This brings me to last week’s significant anniversary in the land of my birth: on Feb. 6, 1918, women were finally given the right to vote. This preceded the right of American women, who were granted the same privileges in 1920 under the 19th Amendment to the Constitution.

As a university history major, I have always taken the right and responsibility of women’s suffrage seriously. As a nationalized American citizen, I worked hard to achieve the right to vote in the U.S., and I have always exercised my legal right to vote on both sides of the Atlantic since turning 18 years of age.

I thought I would share some historical context about the 100th anniversary of women’s suffrage in the U.K., which was enshrined in law in the months leading up to the end of the First World War.

Emmeline Pankhurst, a British political activist who was focused on this issue, organized efforts and recruited other "suffragettes" in the earliest years of the 20th century. While they certainly contributed to the quantum leap of securing the vote for women, many historians believe that it was the impact of war time that made a difference to public opinion.

Great Britain lost almost a million young men during the war, with double that number wounded. Having a population of only about 46 million at that time, this had a huge impact on British society as women were left to take on the traditional work and tasks of men, who were away fighting and dying on the fields of France.

The U.S. was also impacted in this way, albeit not as statistically dramatic as Great Britain.

However, the roots of the movement for women to vote go back much earlier. The first petition to the British Parliament was presented in 1832, although it was rejected.

The next serious attempt was over 30 years later in 1866, when parliamentarian John Stuart Mill tried again. After this also failed to pass, formal suffrage societies began to form in the larger cities.

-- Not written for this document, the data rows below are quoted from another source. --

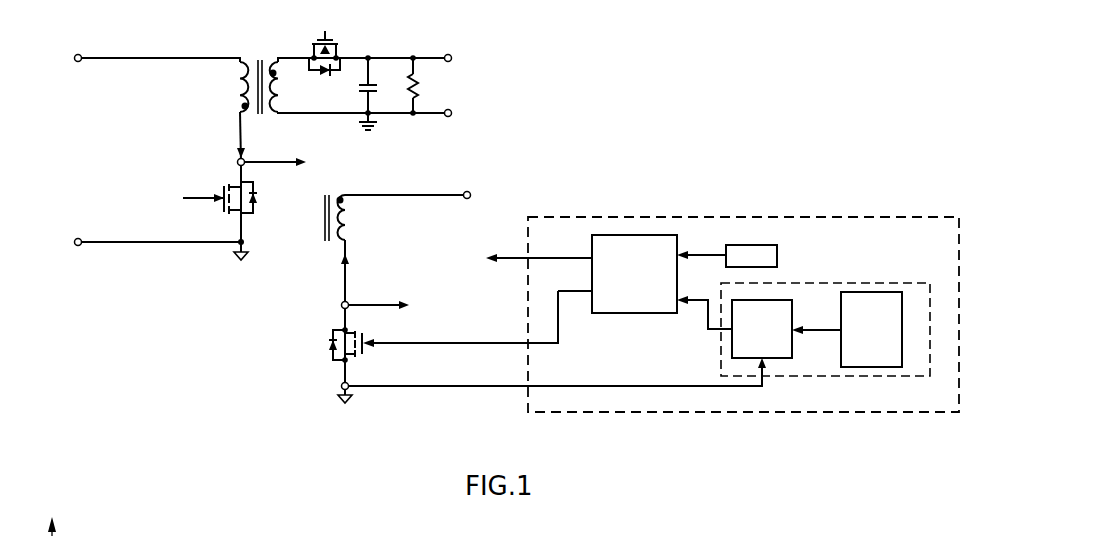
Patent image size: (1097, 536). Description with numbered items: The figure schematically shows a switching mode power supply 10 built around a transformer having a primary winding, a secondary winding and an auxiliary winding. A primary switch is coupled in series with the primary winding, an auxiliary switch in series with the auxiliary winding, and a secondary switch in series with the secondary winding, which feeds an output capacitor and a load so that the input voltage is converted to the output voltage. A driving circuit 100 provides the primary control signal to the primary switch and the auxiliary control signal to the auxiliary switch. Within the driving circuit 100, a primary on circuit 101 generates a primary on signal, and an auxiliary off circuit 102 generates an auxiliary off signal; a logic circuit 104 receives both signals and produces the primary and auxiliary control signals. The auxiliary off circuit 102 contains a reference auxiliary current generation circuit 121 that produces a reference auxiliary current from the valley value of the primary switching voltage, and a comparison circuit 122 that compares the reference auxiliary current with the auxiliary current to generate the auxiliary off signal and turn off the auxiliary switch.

The switching mode power supply 10 is at (862, 87).
The driving circuit 100 is at (866, 258).
The primary on circuit 101 is at (751, 256).
The auxiliary off circuit 102 is at (907, 285).
The logic circuit 104 is at (634, 274).
The reference auxiliary current generation circuit 121 is at (871, 329).
The comparison circuit 122 is at (762, 329).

After more legislative failures, many women became impatient and angry. Emmeline Pankhurst formed the Women’s Social and Political Union (WSPU) with her daughters Christabel and Sylvia in 1903. Members became increasingly militant with marches and acts of defiance, such as chaining themselves to public buildings and hunger strikes.

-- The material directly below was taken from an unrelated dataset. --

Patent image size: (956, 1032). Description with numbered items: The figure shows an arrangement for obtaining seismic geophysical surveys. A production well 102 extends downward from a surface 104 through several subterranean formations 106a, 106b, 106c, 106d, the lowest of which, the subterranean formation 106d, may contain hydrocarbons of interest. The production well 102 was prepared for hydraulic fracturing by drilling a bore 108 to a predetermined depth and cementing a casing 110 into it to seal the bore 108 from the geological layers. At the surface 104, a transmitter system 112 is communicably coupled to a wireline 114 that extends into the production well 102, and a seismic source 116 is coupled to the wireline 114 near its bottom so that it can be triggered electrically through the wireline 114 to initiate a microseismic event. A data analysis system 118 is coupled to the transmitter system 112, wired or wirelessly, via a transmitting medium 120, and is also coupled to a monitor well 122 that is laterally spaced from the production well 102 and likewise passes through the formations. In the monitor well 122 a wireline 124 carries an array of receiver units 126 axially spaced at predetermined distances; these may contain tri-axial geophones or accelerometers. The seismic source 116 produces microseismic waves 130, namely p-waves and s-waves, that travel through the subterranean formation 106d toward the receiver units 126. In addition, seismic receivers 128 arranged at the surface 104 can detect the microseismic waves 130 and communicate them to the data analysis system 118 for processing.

Things escalated further when a parliamentary bill to allow women the vote was narrowly defeated in 1912. The suffragettes then resorted to arson and bombing, and many were injured during protests, repeatedly imprisoned and force fed when they starved themselves.

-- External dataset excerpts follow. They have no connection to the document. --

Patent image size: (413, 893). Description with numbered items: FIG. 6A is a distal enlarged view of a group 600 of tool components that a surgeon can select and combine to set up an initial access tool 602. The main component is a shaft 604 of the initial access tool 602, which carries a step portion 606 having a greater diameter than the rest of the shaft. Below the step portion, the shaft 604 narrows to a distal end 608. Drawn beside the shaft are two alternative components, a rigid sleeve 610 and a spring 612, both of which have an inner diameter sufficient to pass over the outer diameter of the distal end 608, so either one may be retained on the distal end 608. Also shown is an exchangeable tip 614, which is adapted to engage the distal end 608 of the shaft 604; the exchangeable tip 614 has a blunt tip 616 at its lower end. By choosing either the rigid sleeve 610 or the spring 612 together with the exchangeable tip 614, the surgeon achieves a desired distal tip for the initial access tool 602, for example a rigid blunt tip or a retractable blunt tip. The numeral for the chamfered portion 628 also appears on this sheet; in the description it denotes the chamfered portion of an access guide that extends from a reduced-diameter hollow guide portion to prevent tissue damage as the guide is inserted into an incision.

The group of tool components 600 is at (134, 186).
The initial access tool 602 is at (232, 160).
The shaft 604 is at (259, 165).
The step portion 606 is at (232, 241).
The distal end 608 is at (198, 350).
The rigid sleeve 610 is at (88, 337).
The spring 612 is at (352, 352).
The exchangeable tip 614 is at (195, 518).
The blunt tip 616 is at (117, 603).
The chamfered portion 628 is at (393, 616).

In 1913, a suffragette named Emily Wilding Davison committed very public suicide by stepping in front of the King’s horse at the Derby horse races in an effort to draw attention to the suffrage cause.

This gets us back to the First World War. When war was declared the following year, suffrage prisoners were set free and the suffragette leaders stopped militant campaigning and instead urged women to join the war effort as unified patriotism became the priority.

In 1918, the Representation of the People Act was passed, allowing men over 21 and women over 30 to vote. Ten years later, women were given true equality in suffrage when they were also allowed to vote at the age of 21. This was lowered to 18 in 1970. There is more information at www.historicengland.org.uk.

I will leave you this week with an amusing and thought-provoking quote from the era before women could vote. Oscar Wilde, the Irish poet and one of London’s most popular playwrights in the early 1890s, said, "Women have a much better time than men in this world; there are far more things forbidden to them."

How things change.

God bless America and our right to vote!